Maybe I should not participate in a discussion without being able to check
the references, but I will be in this situation at least until the end of
March, and I will not be able to restrain myself for so long :-).
So I just went back on this thread to check the dates quoted for the first
mention of the Goths by Steve Long on Thu, 14 Dec 2000 22:55:11 EST :
>In a message dated 12/14/2000 3:48:07 AM, JoatSimeon at aol.com writes:
<< -- there were no Goths just north of the Danube in 250 BCE. At that <<
time the ancestors of the Goths were in eastern Germany and Poland.
>My mistake. And sorry for the confusion. I should have written 250AD. It
>is not at all clear where the Goths were or if they were at all in 250BC.
>It is Ptolemy who places the Gythones east of the Vistula circa 100AD.
>Archaeologist have associated these "Goths/Gythones" with the Wielbark
>culture in this area in that time.

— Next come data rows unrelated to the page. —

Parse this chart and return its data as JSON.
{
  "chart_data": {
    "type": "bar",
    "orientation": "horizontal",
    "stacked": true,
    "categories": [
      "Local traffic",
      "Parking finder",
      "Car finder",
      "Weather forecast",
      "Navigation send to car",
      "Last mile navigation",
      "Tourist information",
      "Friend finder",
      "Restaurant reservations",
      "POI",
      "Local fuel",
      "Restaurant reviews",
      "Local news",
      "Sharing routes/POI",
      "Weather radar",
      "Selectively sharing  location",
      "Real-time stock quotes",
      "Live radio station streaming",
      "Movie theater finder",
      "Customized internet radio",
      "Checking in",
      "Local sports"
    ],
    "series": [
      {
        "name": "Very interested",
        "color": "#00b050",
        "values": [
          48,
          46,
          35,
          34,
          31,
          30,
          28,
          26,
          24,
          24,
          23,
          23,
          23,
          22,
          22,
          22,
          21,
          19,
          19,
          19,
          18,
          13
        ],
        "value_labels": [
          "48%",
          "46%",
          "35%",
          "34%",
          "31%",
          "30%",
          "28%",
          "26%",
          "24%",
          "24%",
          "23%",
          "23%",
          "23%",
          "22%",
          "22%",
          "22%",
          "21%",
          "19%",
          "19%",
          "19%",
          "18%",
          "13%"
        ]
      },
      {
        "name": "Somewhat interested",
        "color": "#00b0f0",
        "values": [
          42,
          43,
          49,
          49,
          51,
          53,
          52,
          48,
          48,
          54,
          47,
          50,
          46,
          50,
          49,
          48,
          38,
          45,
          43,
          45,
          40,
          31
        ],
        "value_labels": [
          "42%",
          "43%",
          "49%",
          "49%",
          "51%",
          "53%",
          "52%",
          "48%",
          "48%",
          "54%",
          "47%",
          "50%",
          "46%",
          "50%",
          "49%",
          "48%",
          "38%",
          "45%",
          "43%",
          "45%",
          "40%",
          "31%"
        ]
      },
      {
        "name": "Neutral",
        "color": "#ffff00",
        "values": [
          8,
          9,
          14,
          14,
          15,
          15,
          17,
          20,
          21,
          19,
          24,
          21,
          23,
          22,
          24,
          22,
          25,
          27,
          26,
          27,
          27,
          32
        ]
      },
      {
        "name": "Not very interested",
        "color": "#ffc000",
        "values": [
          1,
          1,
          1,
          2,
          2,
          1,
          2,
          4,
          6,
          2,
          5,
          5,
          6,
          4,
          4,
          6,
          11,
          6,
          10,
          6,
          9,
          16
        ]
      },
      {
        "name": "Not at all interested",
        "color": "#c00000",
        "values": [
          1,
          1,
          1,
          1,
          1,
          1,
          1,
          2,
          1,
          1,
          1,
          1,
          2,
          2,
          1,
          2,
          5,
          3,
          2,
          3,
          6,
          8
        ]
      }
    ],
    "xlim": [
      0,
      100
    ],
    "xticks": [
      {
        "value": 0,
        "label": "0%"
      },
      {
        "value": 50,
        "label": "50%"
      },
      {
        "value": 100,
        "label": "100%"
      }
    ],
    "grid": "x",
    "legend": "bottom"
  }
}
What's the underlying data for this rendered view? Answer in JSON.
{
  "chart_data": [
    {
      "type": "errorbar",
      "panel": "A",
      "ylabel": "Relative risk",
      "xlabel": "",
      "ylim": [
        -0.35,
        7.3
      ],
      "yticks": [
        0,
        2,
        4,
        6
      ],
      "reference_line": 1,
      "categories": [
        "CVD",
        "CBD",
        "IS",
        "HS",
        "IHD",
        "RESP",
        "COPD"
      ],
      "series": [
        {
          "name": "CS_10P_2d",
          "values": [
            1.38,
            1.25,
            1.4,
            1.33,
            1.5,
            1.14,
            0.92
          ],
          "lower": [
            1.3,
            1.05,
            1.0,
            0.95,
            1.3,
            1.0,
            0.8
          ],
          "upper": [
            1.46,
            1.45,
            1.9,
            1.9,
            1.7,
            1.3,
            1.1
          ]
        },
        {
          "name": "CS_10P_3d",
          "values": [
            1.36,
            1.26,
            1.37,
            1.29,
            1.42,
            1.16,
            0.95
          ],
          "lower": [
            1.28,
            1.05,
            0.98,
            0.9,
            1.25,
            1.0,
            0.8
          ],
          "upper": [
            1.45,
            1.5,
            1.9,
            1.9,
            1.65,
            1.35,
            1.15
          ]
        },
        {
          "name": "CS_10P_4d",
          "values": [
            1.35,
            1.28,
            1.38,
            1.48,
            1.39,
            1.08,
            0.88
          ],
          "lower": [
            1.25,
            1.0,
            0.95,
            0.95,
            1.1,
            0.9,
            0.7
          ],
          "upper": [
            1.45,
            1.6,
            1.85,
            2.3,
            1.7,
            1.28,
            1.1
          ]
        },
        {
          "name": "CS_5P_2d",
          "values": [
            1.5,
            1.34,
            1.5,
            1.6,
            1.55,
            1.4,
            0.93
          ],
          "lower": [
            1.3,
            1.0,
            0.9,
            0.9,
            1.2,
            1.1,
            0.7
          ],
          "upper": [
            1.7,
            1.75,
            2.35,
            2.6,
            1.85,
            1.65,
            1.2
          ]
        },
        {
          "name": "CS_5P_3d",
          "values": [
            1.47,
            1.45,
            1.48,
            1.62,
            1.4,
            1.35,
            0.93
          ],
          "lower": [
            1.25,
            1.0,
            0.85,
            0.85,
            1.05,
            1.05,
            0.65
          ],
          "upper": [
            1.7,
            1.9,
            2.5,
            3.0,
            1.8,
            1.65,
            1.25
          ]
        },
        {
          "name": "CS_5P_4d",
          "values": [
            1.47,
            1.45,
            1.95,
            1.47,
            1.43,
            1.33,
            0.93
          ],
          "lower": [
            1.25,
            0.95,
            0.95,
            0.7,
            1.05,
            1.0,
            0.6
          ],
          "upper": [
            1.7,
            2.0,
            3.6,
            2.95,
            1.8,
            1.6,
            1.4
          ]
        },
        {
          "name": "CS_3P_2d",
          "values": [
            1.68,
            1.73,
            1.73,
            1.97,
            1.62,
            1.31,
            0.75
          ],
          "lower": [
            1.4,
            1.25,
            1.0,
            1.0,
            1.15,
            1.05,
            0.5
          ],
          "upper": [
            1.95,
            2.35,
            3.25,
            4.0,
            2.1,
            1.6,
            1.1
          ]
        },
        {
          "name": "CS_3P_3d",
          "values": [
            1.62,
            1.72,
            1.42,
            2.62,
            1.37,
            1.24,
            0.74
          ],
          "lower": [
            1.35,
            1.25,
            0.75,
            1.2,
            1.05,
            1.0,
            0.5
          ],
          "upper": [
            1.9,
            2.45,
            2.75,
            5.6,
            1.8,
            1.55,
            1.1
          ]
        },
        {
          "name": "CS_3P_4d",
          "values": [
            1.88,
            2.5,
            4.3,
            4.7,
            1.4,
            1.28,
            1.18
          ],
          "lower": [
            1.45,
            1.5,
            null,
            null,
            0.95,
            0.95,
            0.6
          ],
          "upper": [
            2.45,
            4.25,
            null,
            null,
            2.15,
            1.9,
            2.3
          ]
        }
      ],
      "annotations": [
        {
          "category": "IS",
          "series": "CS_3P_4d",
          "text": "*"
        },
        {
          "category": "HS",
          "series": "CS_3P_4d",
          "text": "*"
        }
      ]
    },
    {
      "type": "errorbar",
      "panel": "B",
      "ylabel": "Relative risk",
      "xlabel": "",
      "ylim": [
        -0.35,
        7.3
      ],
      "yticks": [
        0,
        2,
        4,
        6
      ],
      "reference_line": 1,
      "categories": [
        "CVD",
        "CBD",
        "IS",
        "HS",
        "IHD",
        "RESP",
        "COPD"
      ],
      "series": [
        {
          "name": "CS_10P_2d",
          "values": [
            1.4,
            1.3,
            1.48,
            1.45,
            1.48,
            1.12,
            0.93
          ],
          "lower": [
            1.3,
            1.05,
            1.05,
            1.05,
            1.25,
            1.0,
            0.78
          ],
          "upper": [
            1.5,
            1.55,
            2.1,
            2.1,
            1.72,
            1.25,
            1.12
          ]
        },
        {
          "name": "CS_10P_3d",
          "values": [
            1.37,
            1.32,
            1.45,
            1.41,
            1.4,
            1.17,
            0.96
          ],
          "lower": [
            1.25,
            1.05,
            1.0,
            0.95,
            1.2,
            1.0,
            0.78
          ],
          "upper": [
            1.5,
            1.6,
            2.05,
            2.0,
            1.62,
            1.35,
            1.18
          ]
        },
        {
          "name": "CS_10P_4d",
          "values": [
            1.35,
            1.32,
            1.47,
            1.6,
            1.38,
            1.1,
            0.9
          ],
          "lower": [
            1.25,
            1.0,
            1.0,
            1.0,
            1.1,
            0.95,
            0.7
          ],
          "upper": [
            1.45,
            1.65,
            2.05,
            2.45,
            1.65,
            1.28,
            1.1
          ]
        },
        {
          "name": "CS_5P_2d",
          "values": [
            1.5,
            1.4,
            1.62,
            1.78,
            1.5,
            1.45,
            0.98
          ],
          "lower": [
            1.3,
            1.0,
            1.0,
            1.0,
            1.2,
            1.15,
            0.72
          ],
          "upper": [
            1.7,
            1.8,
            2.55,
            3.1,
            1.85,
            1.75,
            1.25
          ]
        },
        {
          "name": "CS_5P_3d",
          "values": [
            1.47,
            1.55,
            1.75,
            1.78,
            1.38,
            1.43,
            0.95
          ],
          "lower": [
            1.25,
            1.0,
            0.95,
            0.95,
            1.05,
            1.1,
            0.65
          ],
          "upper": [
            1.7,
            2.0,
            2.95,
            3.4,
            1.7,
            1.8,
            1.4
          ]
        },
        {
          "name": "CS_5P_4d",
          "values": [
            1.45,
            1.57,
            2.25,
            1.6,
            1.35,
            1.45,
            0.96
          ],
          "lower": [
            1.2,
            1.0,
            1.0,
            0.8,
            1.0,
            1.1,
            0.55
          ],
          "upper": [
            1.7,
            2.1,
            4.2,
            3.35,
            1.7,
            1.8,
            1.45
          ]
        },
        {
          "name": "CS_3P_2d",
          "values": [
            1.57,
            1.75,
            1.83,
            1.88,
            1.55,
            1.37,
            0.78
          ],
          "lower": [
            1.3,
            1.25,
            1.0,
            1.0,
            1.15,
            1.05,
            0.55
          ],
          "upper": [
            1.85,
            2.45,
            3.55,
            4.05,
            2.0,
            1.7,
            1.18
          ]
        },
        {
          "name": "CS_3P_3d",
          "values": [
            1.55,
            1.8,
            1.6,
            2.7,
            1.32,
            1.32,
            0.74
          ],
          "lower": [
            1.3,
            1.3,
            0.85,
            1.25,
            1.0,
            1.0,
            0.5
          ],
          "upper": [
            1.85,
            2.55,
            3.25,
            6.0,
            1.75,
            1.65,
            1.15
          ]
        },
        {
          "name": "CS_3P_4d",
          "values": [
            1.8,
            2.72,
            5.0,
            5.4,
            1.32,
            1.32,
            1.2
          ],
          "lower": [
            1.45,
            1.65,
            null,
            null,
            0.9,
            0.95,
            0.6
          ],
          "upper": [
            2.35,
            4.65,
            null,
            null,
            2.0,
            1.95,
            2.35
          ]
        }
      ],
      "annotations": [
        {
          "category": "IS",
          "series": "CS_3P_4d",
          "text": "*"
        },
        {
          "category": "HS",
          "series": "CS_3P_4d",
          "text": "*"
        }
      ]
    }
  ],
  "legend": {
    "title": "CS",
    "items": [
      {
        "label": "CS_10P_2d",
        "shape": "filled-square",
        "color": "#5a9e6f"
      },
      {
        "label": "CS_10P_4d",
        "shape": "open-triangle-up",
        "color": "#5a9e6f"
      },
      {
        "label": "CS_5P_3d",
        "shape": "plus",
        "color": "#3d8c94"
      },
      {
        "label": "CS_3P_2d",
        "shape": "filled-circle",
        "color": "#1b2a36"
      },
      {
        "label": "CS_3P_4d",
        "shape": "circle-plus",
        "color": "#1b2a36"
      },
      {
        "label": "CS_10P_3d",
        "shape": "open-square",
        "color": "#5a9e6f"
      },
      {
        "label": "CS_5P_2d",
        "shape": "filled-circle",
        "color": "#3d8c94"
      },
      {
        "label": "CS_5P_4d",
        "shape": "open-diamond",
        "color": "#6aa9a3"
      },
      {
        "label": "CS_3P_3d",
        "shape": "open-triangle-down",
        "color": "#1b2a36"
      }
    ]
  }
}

Wielbark which arises between 100BC and
>1AD shares characteristics with the somewhat later Cernjachov culture,
>found in a wide area in the Ukraine and south of the Carpathians, and
>generally associated with the historical Goths.
So the first mention seems to be 100 AD, with /u/, and the later spellings
with /o/ are probably not earlier than the 3rd century AD. An attestation BC
is unknown to me.
This does not exclude the possibility of a (Western Gmc.?) "Other-form", but
the u/o variation could also be explained by developments in Latin. The
Greek sources seem to have all /u/, rendered by y or ou.